Wednesday, January 13, 2010
DRIFTWOOD by THEODORE K. STRYKER
Reviewed by Manson Solomon
During World War II, American servicemen left their mark in the form of the now famous “Kilroy Was Here” graffiti scrawled on walls all over Europe, wherever the GI’s had been. There is a variety of conflicting legends regarding the origin of the practice, and the places where the drawings of the cartoonish man peering over a wall were to be found, but the essential message was unmistakable: “The Yanks were here, we made a difference, we were real, we were triumphant!”
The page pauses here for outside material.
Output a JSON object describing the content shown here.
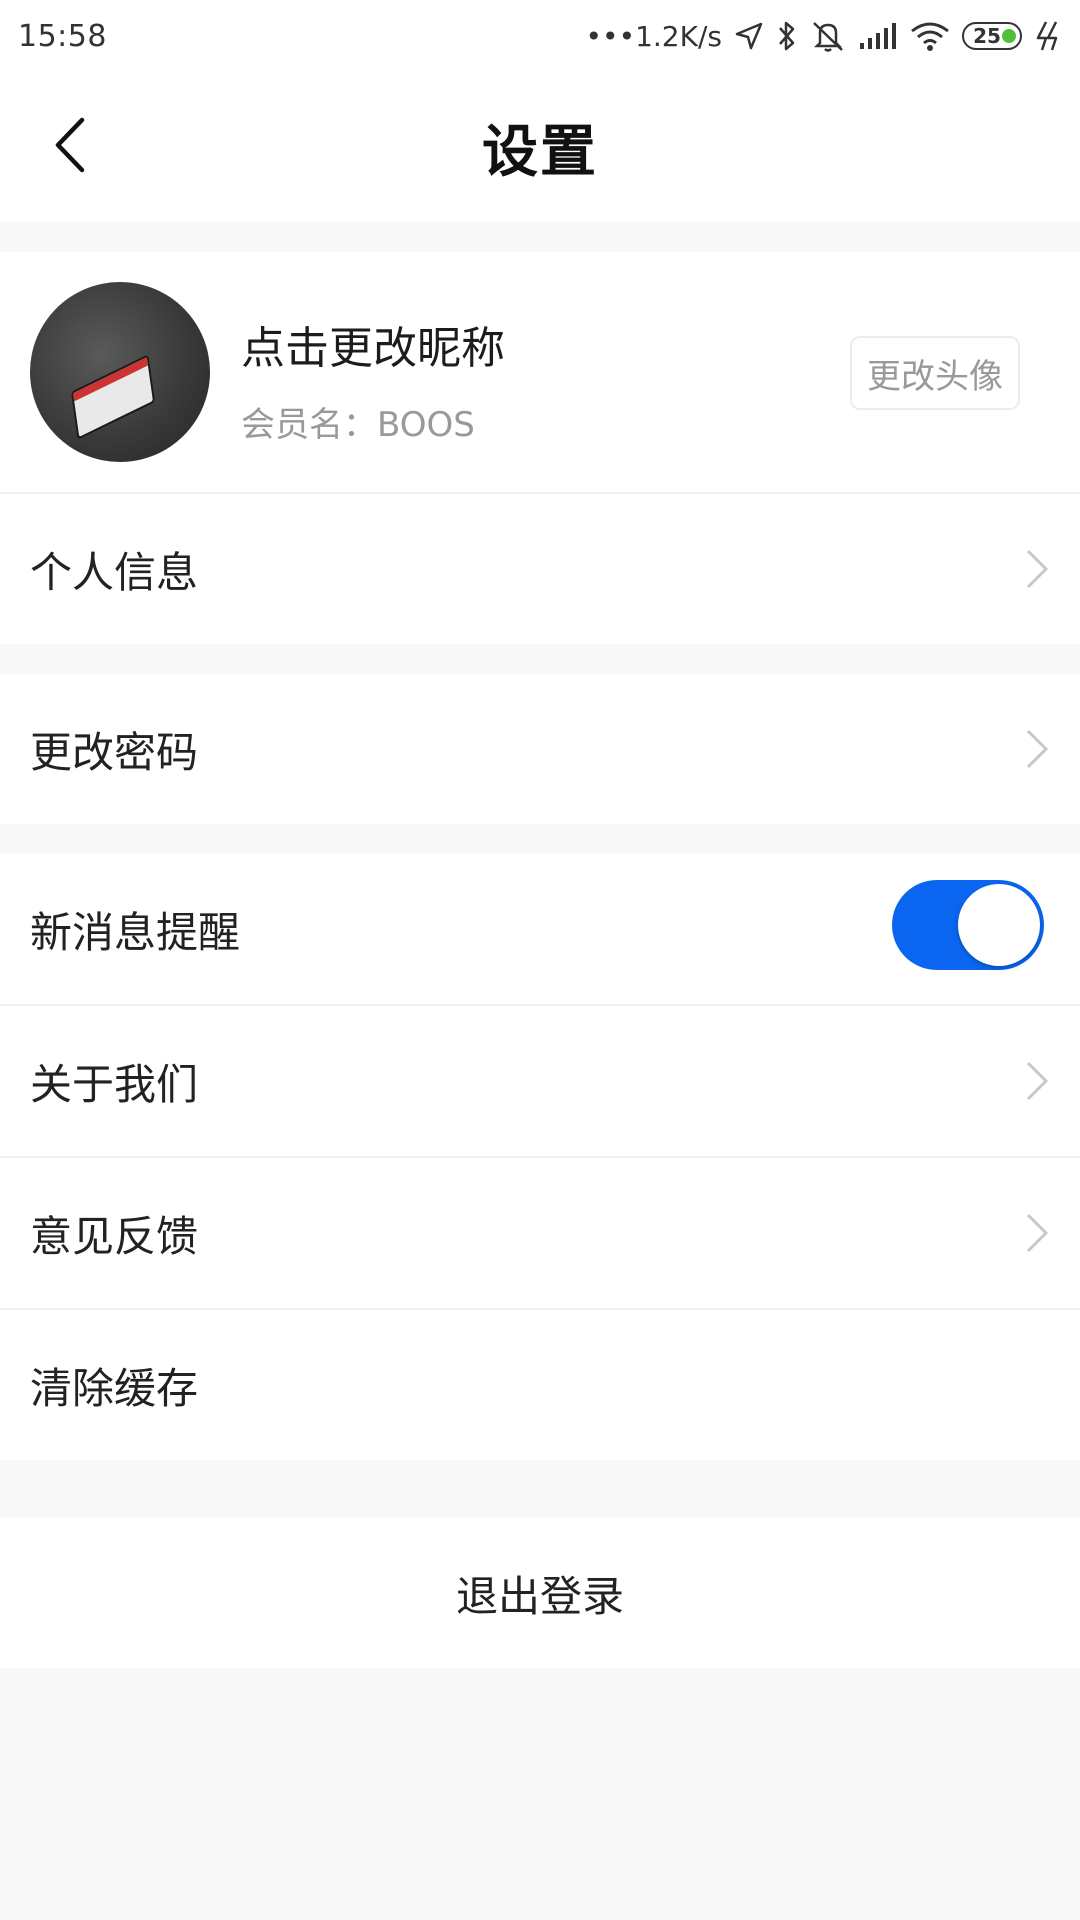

The fourth story in Theodore Stryker’s collection of Short Stories, Essays and Other Writings, entitled “The Second Sinking of the USS Arizona,” poignantly chronicles the thwarted effort by Jim Healy, a decorated World War II veteran, to honor a fallen comrade who had gone down with the USS Arizona at Pearl Harbor. Jim journeys all the way to Hawaii only to find, ironically, an impossibly long line of Japanese tourists waiting to view the Memorial, and he has to catch his plane back to the States without accomplishing his mission. Subsequently, upon hearing of Jim’s death, the author, himself a veteran, seeks to make amends for his friend’s disappointment by going out to Hawaii and scrawling on the Arizona Memorial wall, with his wife’s eyebrow pencil, “Jim Healy was here.”
The central message of the book, as the back cover tells us, is that the author, Ted Stryker, “though he did not set out to write for publication, as he approached the end of his life . . . felt a need to leave something behind, hopefully something of value.” Such is the spark for many a memoir: to reassure oneself that one’s life had meaning, that one was indeed here.
So what are to make of this collection of short stories (which we are told in the usual front page disclaimer are fiction, “products of the author’s imagination,” but which we are also told in the back of the book “accurately record events in his life”), and essays (which are manifestly the author’s own opinions) and “other writings”?
Firstly, it is clear that the Stories are not pure fiction, but are drawn from the author’s own experience, whether directly personal or overheard or read about. Perhaps the “fiction” disclaimer gave him license to do some creative embellishing, but had they not been based on significant real-world events, what would he be leaving behind? Literature? No, these stories are not the stuff of literature; the professional craftsmanship is not there. As memoir, imprints of the man’s presence in the world, they are interesting and entertaining, and perhaps valuable, as he had hoped, but they are not literary in any sense. To appreciate the stories, and connect with the man’s life, one has to overlook the clichéd writing.
The Essays, being the author’s views on matters of the day, will be of great interest to the author’s children and grandchildren, staking out Grandpa’s claim to have been a living, breathing human being with opinions, telling them what sort of man he was -- but they are not abiding contributions to the debates which will live on in the public mind. Ditto the “Other Writings.”
In short, this poignant memoir, while unlikely to light a great fire in the world of literature, will nevertheless undoubtedly stir the hearts of those who knew Ted Stryker personally, and in that sense he has indeed left behind “something of value”, as he hoped.